I must say that I think this is great. To clarify, I think the business end of it sure looks grim, but what did China expect after forcing Google to censor it’s web search? For those of you that aren’t aware, China censors the country’s Internet access to block all “offending” subjects from entering their citizen’s computers. What the exact definition of “offending” may be is anyone’s guess, but all the standards are sure to apply.
All this is controlled by the People’s Republic of China (PRC) and in total, there are over 60 regulations just on the Internet, which not only includes content blocking, but also the monitoring of Internet usage directly into people’s homes. This is all accomplished by enforcing these regulations at the state-owned ISP level. According to Wikipedia, in December of 1997, these regulations were entered into law:
No unit or individual may use the Internet to create, replicate, retrieve, or transmit the following kinds of information:
- Inciting to resist or breaking the Constitution or laws or the implementation of administrative regulations;
- Inciting to overthrow the government or the socialist system;
- Inciting division of the country, harming national unification;
- Inciting hatred or discrimination among nationalities or harming the unity of the nationalities;
- Making falsehoods or distorting the truth, spreading rumors, destroying the order of society;
- Promoting feudal superstitions, sexually suggestive material, gambling, violence, murder;
- Terrorism or inciting others to criminal activity; openly insulting other people or distorting the truth to slander people;
- Injuring the reputation of state organs;
- Other activities against the Constitution, laws or administrative regulations.

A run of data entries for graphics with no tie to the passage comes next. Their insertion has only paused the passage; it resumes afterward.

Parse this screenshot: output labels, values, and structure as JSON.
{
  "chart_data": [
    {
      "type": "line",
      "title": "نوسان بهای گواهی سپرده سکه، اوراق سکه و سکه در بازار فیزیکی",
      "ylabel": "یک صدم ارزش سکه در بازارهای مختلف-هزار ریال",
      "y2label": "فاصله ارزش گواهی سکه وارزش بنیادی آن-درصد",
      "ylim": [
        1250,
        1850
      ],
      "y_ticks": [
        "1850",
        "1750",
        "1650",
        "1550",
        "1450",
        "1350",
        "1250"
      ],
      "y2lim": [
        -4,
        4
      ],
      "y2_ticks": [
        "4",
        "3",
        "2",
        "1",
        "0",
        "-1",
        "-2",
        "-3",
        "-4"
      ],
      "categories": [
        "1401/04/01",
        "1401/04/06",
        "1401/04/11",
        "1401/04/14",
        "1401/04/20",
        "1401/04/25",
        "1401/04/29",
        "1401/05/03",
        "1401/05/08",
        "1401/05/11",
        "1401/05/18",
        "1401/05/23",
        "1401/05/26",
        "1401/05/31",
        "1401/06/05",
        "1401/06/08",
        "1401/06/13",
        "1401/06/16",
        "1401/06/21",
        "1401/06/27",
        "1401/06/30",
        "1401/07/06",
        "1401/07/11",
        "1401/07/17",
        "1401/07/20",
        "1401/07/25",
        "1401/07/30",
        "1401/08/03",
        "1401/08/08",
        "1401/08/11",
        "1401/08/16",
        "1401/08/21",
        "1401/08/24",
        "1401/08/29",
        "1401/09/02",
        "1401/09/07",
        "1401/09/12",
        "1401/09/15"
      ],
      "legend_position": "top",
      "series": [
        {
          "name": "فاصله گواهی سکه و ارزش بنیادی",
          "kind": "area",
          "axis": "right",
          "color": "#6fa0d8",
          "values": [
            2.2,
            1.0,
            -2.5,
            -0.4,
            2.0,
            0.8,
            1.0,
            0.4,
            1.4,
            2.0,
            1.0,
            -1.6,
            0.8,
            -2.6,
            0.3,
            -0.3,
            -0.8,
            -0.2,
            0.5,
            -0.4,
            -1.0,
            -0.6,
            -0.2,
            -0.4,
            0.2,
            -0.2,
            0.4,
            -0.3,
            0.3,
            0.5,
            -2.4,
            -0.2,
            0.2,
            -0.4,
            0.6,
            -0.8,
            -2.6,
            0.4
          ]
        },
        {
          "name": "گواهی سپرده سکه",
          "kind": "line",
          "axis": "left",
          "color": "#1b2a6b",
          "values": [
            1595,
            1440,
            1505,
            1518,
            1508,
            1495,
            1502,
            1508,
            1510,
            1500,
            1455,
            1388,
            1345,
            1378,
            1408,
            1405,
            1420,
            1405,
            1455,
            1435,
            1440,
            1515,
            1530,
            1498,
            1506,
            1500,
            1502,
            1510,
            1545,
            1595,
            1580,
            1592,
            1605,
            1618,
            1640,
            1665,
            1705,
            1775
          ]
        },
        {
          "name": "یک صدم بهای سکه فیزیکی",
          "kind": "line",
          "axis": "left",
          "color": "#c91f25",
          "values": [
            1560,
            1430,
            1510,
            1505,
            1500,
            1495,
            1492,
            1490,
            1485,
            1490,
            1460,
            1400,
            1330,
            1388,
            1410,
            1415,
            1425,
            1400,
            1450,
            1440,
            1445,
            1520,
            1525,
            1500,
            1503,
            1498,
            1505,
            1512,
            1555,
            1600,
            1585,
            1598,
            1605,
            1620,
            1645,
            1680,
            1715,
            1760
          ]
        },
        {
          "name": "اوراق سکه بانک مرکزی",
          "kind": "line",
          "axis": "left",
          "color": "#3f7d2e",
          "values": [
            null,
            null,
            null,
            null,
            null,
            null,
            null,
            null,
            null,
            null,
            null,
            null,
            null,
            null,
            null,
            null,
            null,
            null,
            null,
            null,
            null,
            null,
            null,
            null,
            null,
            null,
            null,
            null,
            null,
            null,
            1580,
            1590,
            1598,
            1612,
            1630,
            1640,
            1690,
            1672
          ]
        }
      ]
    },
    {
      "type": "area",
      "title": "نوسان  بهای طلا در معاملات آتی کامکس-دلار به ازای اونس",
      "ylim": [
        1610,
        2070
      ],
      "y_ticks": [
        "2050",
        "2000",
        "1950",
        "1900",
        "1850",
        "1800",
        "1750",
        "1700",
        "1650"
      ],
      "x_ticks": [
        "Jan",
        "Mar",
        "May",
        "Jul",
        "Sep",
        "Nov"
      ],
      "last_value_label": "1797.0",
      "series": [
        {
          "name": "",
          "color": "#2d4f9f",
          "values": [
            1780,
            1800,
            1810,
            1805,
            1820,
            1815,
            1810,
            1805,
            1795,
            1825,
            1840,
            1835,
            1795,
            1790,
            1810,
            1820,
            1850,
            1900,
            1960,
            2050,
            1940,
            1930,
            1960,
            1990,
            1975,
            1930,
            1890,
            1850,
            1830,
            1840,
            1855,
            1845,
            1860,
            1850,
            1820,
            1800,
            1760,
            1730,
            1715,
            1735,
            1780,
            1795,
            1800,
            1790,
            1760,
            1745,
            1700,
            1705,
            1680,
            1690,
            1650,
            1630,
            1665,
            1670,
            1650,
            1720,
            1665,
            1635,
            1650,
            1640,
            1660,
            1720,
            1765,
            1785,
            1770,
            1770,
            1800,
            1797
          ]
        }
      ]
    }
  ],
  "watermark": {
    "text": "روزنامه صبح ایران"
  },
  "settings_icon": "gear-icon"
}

Of course, nobody really wants to promote that kind of stuff, but the idea of a government controlling this content is disturbing to say the least. Imagine how many doors this can open (or close for that matter). It is said that China has the strictest laws about what kind of content can be seen in its country and because of this, they also have the largest number of journalists and cyber-dissidents in the world!
Google says, “no way”.
Google’s position stems from their will to keep the Internet free of censorship and to provide a freedom of self-expression and free speech environment for the whole world to enjoy. And frankly, they do a damn good job of it. At this time, it’s not completely official, but the plan is to be out of China by April 10th. Currently, Google is operating under the Google.cn domain name with censored search results and if the site does go dark, it may still be possible for Chinese web surfers to access Google through our Google.com domain–that is of course if the PRC doesn’t block all of Google entirely.
Let’s just hope this whole thing isn’t powerful enough to complete sever ties between our two countries.
::UPDATE:: Google.cn is now forwarding traffic to Google.com.hk (the Hong Kong Google) which was supposed to allow Chinese surfers to view uncensored search results, but it looks like it’s backfiring on them because China is till censoring Internet traffic at higher levels. I have a feeling this virtual war is going to be bad.